By reading the identifier stored in a cookie, it is possible to recognize your device when you visit websites that belong to the advertising network. On these pages, visitors can then be presented with advertisements relating to content that they have accessed on websites that use the aforementioned ad serving technology. With the technology used here, an IP address anonymized by shortening and hashing and a cookie ID are used to process and evaluate the following information: Location by country/region/state/city, internet provider, access speed, technical information on the browser and end device used, operating system, preferred languages according to browser settings, HTTP referrer, time of server request. The hashed IP address and the cookie ID are pseudonyms. The processed data can therefore not be directly assigned to specific persons.

The legal basis for the use of the cookies used here and the subsequent processing is the consent given for this in accordance with Art. 6 para. 1 lit. a) GDPR. Consent to the processing of personal data - and also to the use of cookies - can be withdrawn at any time. You can terminate the processing of the above-mentioned data based on your consent and the further use of the cookies used for this purpose by exercising your right of revocation or objection under the following link: https://ad.ad-srv.net/privacy/kdb0xdq3ls8m/ 

J.) To Linkfire

StorifyMe GmbH: In some offers, we use this German platform to create editorial stories. When you open these stories, general usage data is recorded, but not the IP address of your device. Your IP address, user agent string and standard header will be transmitted to StorifyMe GmbH and processed, but not recorded.

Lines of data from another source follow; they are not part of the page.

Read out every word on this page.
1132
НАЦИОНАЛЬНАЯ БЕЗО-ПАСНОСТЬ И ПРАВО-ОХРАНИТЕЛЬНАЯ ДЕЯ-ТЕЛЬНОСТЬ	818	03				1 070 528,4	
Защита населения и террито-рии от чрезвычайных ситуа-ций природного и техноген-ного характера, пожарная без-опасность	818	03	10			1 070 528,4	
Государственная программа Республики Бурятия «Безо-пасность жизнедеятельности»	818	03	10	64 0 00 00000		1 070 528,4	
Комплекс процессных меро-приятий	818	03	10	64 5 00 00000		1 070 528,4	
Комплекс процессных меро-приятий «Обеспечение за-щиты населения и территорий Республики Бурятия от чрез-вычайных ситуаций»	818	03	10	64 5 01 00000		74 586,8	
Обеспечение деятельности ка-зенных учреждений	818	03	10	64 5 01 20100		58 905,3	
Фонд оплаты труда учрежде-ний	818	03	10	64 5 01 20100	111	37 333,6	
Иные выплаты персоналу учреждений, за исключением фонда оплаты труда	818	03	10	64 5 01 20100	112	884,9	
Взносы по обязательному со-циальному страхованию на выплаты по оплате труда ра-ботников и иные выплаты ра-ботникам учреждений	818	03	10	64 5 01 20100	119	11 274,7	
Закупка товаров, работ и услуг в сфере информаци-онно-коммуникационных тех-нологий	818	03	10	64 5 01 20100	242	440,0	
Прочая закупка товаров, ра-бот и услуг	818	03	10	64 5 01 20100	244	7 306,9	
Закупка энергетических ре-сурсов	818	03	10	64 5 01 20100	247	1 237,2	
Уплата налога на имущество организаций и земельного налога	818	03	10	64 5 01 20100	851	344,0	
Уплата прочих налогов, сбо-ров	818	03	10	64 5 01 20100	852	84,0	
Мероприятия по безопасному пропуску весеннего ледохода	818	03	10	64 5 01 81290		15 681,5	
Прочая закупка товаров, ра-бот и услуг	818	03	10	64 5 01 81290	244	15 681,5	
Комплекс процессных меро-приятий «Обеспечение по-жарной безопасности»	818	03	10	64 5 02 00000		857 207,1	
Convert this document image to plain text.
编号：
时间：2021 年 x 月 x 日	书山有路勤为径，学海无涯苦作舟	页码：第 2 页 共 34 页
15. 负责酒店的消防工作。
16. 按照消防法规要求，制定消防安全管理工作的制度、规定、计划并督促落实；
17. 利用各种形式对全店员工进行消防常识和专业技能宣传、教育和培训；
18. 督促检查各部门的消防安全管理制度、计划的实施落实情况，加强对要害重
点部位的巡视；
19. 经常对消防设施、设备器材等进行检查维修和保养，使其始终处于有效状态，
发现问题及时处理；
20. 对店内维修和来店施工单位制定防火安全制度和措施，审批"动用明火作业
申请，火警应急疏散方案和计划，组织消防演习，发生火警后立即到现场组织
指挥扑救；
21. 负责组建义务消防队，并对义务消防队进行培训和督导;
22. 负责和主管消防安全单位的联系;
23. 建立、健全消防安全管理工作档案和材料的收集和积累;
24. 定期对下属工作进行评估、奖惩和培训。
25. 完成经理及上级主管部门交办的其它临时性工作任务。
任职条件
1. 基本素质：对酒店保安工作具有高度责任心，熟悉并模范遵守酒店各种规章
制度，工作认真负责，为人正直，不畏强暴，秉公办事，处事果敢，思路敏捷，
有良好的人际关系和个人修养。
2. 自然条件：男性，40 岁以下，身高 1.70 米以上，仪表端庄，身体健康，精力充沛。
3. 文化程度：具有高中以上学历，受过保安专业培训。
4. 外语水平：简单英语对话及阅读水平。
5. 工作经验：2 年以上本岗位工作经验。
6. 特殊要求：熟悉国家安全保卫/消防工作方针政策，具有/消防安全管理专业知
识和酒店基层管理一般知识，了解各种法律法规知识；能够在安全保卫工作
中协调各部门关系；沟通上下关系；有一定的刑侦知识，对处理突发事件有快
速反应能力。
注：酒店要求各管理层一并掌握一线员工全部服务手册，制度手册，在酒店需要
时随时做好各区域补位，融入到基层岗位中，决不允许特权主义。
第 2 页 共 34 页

If, as a visitor to our website, you call up a website with a stories widget, your IP address, user agent string and standard header will be transmitted to StorifyMe, but they won't be processed or recorded.

You can find out more about data protection at StorifyMe here .

K.) About our partnership with Linkfire

We use the music distribution analysis tool "Linkfire" from Linkfire A/S, Artillerivej 86 3rd, Copenhagen 2300 Denmark ("Linkfire"), with whom we have concluded a data protection order processing agreement.

For this purpose, we maintain specially set up websites (so-called landing pages) on the Linkfire platform, on which we can display various online music services clearly in a link that redirect you to our podcasts.

Linkfire allows us to track and analyze your usage behavior in relation to the Linkfire links displayed. Such an analysis is carried out by Linkfire using cookies ("performance cookies") on our behalf, which are stored on your respective end device when you visit one of our landing pages and interact with a Linkfire link. These cookies store certain settings about your browser as well as data about the exchange with our landing pages. If such a cookie is activated, it is assigned an identification number (cookie ID) that identifies your browser and allows the data contained in the cookie to be used. In particular, this makes it possible to determine how often the individual Linkfire links were clicked on, which online music services were clicked on and from which channel this was done. The usage behavior determined is then communicated to us by Linkfire in the form of a clear report. The data collected in this way is anonymous to us. It is stored on Linkfire's servers in Denmark. The purpose and scope of the data collection and the further processing and use of the data by Linkfire as well as your rights in this regard and setting options to protect your privacy can be found in Linkfire's data protection information at https://help.linkfire.com/hc/en-us/articles/360003273554-Privacy-Portal . 

If you do not want Linkfire to collect data about you, you have the option of preventing this at https://help.linkfire.com/hc/en-us/articles/360003273554-Privacy-Portal#h_843765285401525169613598  .

This measure is carried out by us on the basis of Art. 6 para. 1 sentence 1 lit. f) GDPR.